Schließlich erwarb ich mein Taucherpatent, nachdem ich einen hochdotierten Werbejob in Hollywood aufgegeben hatte, um als Büroangestellter bei einer kleinen Kette von Tauchgeräteläden in Orange County zu arbeiten. Aber meine Verrücktheit hatte Methode, denn ich hatte beschlossen, Seegeschichten zu schreiben, und welcher Platz wäre besser geeignet, meine Karriere als Schriftsteller in die Wege zu leiten, als der hinter der Theke eines Taucherausrüstungsgeschäftes? Don Spencer, Ron Merker und Omar Wood, legendäre Taucher und Besitzer von Tauchergeschäften in Wassersportzentren, fragten sich, von welchem Stern ich gefallen sein könnte, als ich mich um eine Stelle für 400 Dollar im Monat bewarb, nachdem ich vorher als »creative director« in einer hochkarätigen Werbeagentur 2000 Dollar monatlich verdient hatte. Aber schlaue und umsichtige Burschen, wie sie waren – Spencer ist inzwischen verstorben –, überwanden sie ihre Zweifel und stellten mich ein. Wir wurden gute Freunde, und ich blieb ihnen für alle Zeiten dankbar. Ich erinnere mich immer mit Rührung daran, wie Merker mir ein Zertifikat des County von Los Angeles ausstellte. Er war von meinen Tauchfähigkeiten nicht besonders beeindruckt, nicht einmal nachdem ich ihn daran erinnert hatte, dass der rote Baron, Manfred von Richthofen, der im Ersten Weltkrieg zwölf Flugzeuge der Alliierten abgeschossen hatte, beinahe aus der Flugzeugführerschule geflogen wäre.

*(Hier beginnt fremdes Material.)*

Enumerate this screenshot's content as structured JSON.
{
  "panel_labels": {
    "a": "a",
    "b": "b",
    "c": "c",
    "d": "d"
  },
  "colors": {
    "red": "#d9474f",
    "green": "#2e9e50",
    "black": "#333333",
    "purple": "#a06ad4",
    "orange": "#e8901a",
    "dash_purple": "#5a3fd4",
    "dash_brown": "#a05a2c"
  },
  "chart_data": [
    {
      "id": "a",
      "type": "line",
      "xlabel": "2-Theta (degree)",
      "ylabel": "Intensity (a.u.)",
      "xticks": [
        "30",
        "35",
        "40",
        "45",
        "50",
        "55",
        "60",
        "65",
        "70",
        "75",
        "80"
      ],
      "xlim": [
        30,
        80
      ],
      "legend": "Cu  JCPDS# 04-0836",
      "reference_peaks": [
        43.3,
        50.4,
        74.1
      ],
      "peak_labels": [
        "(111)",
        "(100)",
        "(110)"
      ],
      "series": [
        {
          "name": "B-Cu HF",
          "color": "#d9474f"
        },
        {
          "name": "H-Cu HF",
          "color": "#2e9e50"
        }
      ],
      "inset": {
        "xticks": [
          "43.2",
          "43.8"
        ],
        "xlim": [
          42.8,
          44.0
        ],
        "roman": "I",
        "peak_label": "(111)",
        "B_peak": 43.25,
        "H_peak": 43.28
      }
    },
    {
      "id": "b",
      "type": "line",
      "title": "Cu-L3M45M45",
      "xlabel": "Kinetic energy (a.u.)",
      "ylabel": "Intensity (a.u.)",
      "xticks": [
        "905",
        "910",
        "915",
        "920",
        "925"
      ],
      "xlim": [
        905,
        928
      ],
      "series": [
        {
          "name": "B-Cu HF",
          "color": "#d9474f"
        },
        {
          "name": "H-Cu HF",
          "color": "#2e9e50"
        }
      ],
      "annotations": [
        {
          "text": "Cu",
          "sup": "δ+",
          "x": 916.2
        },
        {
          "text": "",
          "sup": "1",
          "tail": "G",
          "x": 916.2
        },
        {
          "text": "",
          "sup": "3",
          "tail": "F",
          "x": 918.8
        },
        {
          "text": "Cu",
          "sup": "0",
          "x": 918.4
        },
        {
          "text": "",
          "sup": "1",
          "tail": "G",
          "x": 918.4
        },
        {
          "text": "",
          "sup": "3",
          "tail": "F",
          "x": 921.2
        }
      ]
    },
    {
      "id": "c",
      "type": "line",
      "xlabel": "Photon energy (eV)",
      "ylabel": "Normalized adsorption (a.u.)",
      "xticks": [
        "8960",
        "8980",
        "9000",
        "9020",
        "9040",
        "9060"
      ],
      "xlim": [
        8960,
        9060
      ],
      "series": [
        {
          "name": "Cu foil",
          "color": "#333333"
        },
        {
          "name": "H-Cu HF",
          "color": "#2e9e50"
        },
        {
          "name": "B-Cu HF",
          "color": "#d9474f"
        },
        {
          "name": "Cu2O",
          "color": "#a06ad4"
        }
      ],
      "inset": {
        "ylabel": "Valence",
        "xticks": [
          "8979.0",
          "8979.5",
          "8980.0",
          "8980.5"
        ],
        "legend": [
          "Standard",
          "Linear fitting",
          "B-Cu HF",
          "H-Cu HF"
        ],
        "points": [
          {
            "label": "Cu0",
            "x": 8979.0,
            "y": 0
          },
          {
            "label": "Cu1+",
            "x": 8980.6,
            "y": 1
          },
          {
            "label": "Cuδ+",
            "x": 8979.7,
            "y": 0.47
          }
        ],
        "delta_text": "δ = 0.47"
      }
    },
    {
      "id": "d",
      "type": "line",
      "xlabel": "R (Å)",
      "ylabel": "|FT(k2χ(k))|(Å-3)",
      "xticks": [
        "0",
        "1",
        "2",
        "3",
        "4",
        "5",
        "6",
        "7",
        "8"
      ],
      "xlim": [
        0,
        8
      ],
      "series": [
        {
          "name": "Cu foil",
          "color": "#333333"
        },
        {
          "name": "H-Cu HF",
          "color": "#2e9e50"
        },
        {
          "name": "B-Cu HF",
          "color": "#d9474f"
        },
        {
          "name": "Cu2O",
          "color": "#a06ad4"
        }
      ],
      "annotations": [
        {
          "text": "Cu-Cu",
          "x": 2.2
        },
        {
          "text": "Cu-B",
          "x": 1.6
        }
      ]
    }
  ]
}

Mit bangen Gefühlen schickte er mich nach Catalina – als Tauchmeister auf ein Charterboot zu 20 anderen Tauchern. Ein Birntang, der sich vom Meeresboden spiralförmig auf die Wasserfläche zuschraubt, ist ein Anblick, den man nie vergessen wird, ich werde aber nie vergessen, wie die Sporttaucher sich wie ein Rudel ausgehungerter Barrakudas auf das Essen an Deck stürzten.
Unter Aufbietung meiner zweifelhaften Talente in der Werbung führte ich alle möglichen verrückten Kunststückchen vor, um das Geschäft anzuheizen; Bemühungen, die innerhalb von sechs Monaten zu einer hundertprozentigen Umsatzsteigerung führten. Nachdem ich einige Mannequins im Bikini auf dem Gehsteig vor dem Laden hatte hin- und herstaksen lassen, einen Flugzeugrumpf mit fluoreszierender orangegelber Farbe angestrichen hatte, der zusammen mit weiteren bikinibekleideten Models auf dem Dach aufgestellt wurde, fing ich an, in einem Theaterzelt auf dem Parkplatz seltsame Possen zu reißen. Ich erinnere mich an ein Plakat am Straßenrand, auf dem zu lesen war: HALTET AMERIKA GRÜN,VERBIETET DIE HUMMER AUF DEN AUTOBAHNEN. Ich bildete mir viel darauf ein, dass wir Mel Fishers Taucherladen in Manhattan Beach mit unseren Umsätzen weit überflügelten. Natürlich hatte Fisher die Lacher auf seiner Seite, als er schließlich die mit Schätzen beladene spanische Galeone Atocha fand.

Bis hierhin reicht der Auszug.